Les fouilles réalisées à la fin du XIXè siècle révélèrent que le plan du premier Panthéon était celui d’un temple grec classique : rectangulaire, large de 43,76 m et profond de 19,82 m, fait de trois assises de blocs de travertin, pourvu sur sa face Sud d'une avancée de 21,26 m de large, où se faisait l’entrée.

Après la destruction du monument par des incendies, le monument fut vraisemblablement reconstruit, de manière novatrice, par l’architecte Apollodore de Damas sous Hadrien (76-138). L’Empereur, passionné d’architecture et soucieux de laisser une image de bâtisseur, mobilisa une main-d’œuvre nombreuse, maîtrisant des techniques multiples : le travail de la pierre, de la brique, du béton (fait à partir de chaux mêlée à des cailloux), la décoration recherchée faite de matériaux provenant de tout l’Empire romain, le jeu sur l’éclairage intérieur provenant de la lumière extérieure. Le Panthéon est ainsi restructuré avec :

  • Un portique, le pronaos, marquant la frontière entre les mondes profane et sacré :
    • Il est large de 33,10 m et profond de 15,5 m, soutenu par 16 colonnes monolithiques de granite égyptien gris et rose, hautes de 14,15 m, surmontées de chapiteaux corinthiens en marbre grec blanc : huit sur la façade, deux sur chaque côté divisant le portique en trois parties dans le sens de la largeur.
    • Le fronton triangulaire, actuellement nu, était certainement décoré d’aigles en bronze aux ailes déployées.
    • Ainsi structuré, le pronaos ressemble à un temple à trois nefs contenant trois grandes niches : l’une, centrale, composée de la porte en bronze rectangulaire, et deux latérales, circulaires, contenant certainement à l’origine les statues d’Auguste et d’Agrippa.
  • Après un cube de transition, on observe une partie intérieure, la cella, d’un diamètre extérieur de 58 m et d’un rayon intérieur de 21,7 m égal à sa hauteur, ce qui implique que la voûte s’inscrit dans une sphère parfaite de 150 pieds romains, soit près de 40 m ; elle est construite en blocs de travertin de 6 m d’épaisseur et revêtue autrefois de plaques de marbre.

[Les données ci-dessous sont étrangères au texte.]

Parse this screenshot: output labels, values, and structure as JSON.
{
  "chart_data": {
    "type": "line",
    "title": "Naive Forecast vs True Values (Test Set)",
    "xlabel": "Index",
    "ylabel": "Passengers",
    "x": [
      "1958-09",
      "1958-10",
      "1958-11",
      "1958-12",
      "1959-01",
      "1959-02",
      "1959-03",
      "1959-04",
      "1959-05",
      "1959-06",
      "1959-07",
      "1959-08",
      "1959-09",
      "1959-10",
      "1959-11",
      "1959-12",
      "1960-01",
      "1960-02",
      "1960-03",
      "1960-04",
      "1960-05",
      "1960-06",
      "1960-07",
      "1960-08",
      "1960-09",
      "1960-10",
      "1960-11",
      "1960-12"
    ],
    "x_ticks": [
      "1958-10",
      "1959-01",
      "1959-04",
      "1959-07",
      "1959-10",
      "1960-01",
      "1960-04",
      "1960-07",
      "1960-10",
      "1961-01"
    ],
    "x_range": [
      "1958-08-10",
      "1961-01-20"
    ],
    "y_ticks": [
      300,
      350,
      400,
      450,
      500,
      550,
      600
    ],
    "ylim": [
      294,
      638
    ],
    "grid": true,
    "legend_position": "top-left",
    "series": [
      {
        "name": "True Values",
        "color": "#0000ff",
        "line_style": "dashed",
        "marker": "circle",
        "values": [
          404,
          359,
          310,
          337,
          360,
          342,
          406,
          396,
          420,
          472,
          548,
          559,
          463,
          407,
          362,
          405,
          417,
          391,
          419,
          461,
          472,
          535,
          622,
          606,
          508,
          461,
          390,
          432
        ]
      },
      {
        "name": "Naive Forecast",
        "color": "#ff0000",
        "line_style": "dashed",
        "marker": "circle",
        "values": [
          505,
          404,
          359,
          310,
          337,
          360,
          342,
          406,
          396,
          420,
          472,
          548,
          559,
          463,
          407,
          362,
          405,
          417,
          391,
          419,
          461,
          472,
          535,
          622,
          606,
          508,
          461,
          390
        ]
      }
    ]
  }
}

Cette partie du monument l’a fait surnommer « la rotonde » en raison de son plan sphérique innovateur :
  • L’intérieur de la cella est rythmé par une suite de colonnes monolithes aux piliers corinthiens creux, taillés dans des marbres d’Afrique et d’Orient, réparties de chaque côté de 8 niches alternativement arrondies et rectangulaires.
Colonnes corinthiennes

Colonnes corinthiennes et marbres colorés, © Wikimedia Commons

  • Au sol, on peut voir des figures géométriques (rondes et carrées) polychromes sculptées dans des matériaux importés d’Égypte, aussi riches et divers que le marbre, le porphyre et le granite, disposés en opus sectile (technique qui utilise des marbres taillés pour la décoration des pavages), comme le prouve la photographie suivante : 
Intérieur du Panthéon

Intérieur du Panthéon, © Wikipédia Commons

 

  • La salle circulaire est constituée de fenêtres carrées, qui sont aujourd’hui recouvertes de plaques de marbre mais qui devaient être grillagées pour laisser entrer la lumière.
  • La rotonde est surmontée d’une coupole de 50 m de diamètre environ, formée de cinq anneaux de taille décroissante, ornés de vingt-huit caissons chacun dans lesquels étaient insérés des éléments en bronze, peut-être des étoiles. A l’extérieur, la coupole était revêtue de tuiles de bronze et de marbre.
  • La coupole est percée en son centre d’un oculus (œil) de 9 m de diamètre qui laisse entrer la lumière du jour. Cet élément architectural était fréquent dans les thermes mais inédit dans les temples.
La coupole et son oculus

 La coupole, ses caissons et son oculus, © Wikimedia Commons

  • On peut se demander comment une coupole de plus de 5000 tonnes subsiste depuis plus de 2000 ans. Les architectes qui l’ont bâtie connaissaient parfaitement la résistance des matériaux et le jeu des poussées exercées par la voûte ; c’est pourquoi l’oculus est renforcé par un cercle de bronze. De plus, les bâtisseurs ont utilisé différents mortiers en fonction des différents endroits du bâtiment à ériger : le socle de la coupole est en opus caementicium, un type de béton composé de sable et de chaux mêlés à des écailles de calcaire, coulé entre deux parements de briques ; la coupole elle-même est réalisée en béton coulé sur coffrage en forme de caissons et renforcée par une armature d’arcs de briques. A l’approche du sommet, le béton est allégé en y intégrant de la pouzzolane, une sorte de pierre ponce.
  • Pour évacuer les eaux de pluie qui pénètrent par l’oculus, le dallage au sol est légèrement convexe avec une surélévation de 30 cm à environ 2 m du centre de la rotonde.

La symbolique du monument

Si le premier temple du Panthéon n’avait qu’une fonction religieuse, on sait que, sous Hadrien, il acquit une fonction juridique puisque l’Empereur y rendait la justice. Ainsi, la lumière directe du soleil, projetée à l’intérieur, rythmait le temps et éclairait le trône impérial, mettant ainsi l’Empereur sous la protection du divin Hélios et de tous les dieux.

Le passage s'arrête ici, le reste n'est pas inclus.